Unlocking Word Meanings

Read the following words/expressions found in today’s article. 

1. suspend  /səˈspɛnd/ (v.) – to punish or not allow to operate
Example: He was suspended for being absent for three consecutive days.

2. proficiency /prəˈfɪʃən (n.) – the state of being great in doing something
Example: One of the requirements to work abroad is high English proficiency.

3. outright /ˈaʊtˌraɪt/ (adj.) – direct, obvious
Example: The accomplishments he wrote on his resume are outright lies.

4. allot ˈlɒt/ (v.) – to give or assign something for a particular time or purpose
Example: The teacher allotted three hours for students to finish the report.

5. comply /kəmˈplaɪ/ (v.) – to do what is expected of someone based on the laws and regulations
Example: Everybody should comply with the school regulations.


Read the text below.
The two largest English proficiency tests in Japan, TOEIC and TOEFL were suspended in visa application after fraud exposed by the BBC Panorama.

As a consequence, international students who are planning to obtain student’s visa to the UK may need to take alternative exams.

The BBC program aired in February showed outright cheating, which involved fake exam takers reading answers out loud. As a result, students finished the exam within half an hour instead of the allotted two hours, granting visas even to those with poor English proficiency.

Because of this, ETS, a US non-profit organization, that handles both TOEIC and TOEFL examinations, decided to no longer extend Britain’s Secure English Testing (or SELT) license.

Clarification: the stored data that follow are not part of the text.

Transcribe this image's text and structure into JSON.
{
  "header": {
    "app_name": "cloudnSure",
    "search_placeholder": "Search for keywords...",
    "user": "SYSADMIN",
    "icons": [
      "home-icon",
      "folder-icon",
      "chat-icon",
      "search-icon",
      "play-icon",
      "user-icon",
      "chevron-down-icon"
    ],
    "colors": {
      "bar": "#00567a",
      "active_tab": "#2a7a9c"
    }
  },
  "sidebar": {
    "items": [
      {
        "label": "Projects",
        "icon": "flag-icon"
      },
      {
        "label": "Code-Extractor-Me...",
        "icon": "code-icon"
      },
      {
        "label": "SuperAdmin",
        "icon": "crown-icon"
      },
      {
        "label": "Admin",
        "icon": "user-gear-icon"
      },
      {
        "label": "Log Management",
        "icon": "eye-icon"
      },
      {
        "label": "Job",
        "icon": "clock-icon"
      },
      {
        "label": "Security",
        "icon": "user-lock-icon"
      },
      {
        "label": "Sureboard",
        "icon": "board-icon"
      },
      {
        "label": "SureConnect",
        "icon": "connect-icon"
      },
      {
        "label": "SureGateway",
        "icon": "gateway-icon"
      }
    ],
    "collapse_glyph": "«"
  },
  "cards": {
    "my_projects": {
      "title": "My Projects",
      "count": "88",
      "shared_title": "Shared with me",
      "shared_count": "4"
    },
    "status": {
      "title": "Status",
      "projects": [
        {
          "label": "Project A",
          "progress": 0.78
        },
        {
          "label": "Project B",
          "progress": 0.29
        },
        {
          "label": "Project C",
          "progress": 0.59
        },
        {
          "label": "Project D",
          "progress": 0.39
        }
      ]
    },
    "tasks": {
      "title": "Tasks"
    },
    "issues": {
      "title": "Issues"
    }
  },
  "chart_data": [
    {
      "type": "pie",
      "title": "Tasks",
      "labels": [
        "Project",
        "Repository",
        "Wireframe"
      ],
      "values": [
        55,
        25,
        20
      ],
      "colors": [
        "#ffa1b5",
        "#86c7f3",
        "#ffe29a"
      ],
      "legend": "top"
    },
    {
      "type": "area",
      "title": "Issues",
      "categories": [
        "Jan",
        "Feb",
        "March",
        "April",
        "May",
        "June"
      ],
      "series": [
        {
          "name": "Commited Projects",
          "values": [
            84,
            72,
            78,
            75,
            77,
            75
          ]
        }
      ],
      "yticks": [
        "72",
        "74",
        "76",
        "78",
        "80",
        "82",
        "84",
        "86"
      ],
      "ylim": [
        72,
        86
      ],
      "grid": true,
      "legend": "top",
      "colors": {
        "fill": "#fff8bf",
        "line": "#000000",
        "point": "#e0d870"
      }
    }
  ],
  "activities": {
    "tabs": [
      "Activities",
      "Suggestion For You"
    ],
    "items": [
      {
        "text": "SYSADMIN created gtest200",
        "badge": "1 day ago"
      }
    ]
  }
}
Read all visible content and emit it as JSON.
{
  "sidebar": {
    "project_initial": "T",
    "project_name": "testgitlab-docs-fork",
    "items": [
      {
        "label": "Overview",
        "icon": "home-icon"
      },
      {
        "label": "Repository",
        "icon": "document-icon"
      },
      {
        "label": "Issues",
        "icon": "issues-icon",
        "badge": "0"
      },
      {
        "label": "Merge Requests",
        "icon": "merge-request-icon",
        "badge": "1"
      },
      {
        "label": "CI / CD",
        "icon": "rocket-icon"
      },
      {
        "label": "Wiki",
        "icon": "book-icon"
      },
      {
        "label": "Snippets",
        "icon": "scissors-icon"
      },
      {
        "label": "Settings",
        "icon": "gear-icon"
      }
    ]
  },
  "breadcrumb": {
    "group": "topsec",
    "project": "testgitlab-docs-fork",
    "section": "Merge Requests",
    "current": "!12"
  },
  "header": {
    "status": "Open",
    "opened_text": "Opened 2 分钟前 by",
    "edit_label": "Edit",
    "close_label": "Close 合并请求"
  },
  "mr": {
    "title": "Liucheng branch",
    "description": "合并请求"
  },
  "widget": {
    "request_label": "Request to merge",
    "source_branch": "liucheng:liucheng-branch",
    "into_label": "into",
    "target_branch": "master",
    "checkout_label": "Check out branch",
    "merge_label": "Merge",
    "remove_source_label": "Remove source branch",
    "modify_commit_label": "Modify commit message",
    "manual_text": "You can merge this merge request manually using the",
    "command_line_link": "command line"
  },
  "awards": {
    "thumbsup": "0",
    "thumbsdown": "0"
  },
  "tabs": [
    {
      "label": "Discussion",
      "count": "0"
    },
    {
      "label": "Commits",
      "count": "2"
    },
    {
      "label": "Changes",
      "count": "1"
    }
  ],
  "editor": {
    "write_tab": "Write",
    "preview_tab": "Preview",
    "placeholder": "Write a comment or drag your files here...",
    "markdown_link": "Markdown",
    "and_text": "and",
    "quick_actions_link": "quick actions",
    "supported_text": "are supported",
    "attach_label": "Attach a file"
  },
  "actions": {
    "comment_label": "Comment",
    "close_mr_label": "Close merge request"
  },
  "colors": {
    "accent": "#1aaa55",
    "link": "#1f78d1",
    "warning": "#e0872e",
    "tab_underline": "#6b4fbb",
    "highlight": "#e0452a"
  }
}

TOEIC and TOEFL operators in Japan have already informed examinees about the decision. Junko Aoyagi, assistant director of a travel agency in Japan, said that they have received a lot of phone calls from students who were already accepted in UK universities but have yet to take the exam for visas.

According to Aoyagi, they advise students to take less popular exams like IELTS (or International English Language Testing System) and the Pearson Test of English Academic. Also, the Institute for International Education Exchange promised to refund to those who took the TOEIC exam.

According to statistics, more than 3,000 Japanese students went to the UK to study in 2012. But with the change of system, students may not be able to comply with the UK standards on the set deadlines and eventually may not be able to study there.

Viewpoint Discussion

Enjoy a discussion with your tutor.  

Discussion A

·         Do you find the suspension of TOEIC and TOEFL exams reasonable? Why or why not?
·         What else do you think would be the impact of this change in UK’s system of visa application?

Discussion B

·         What are the advantages of studying abroad?
·         In what way does studying abroad help a student get a good career?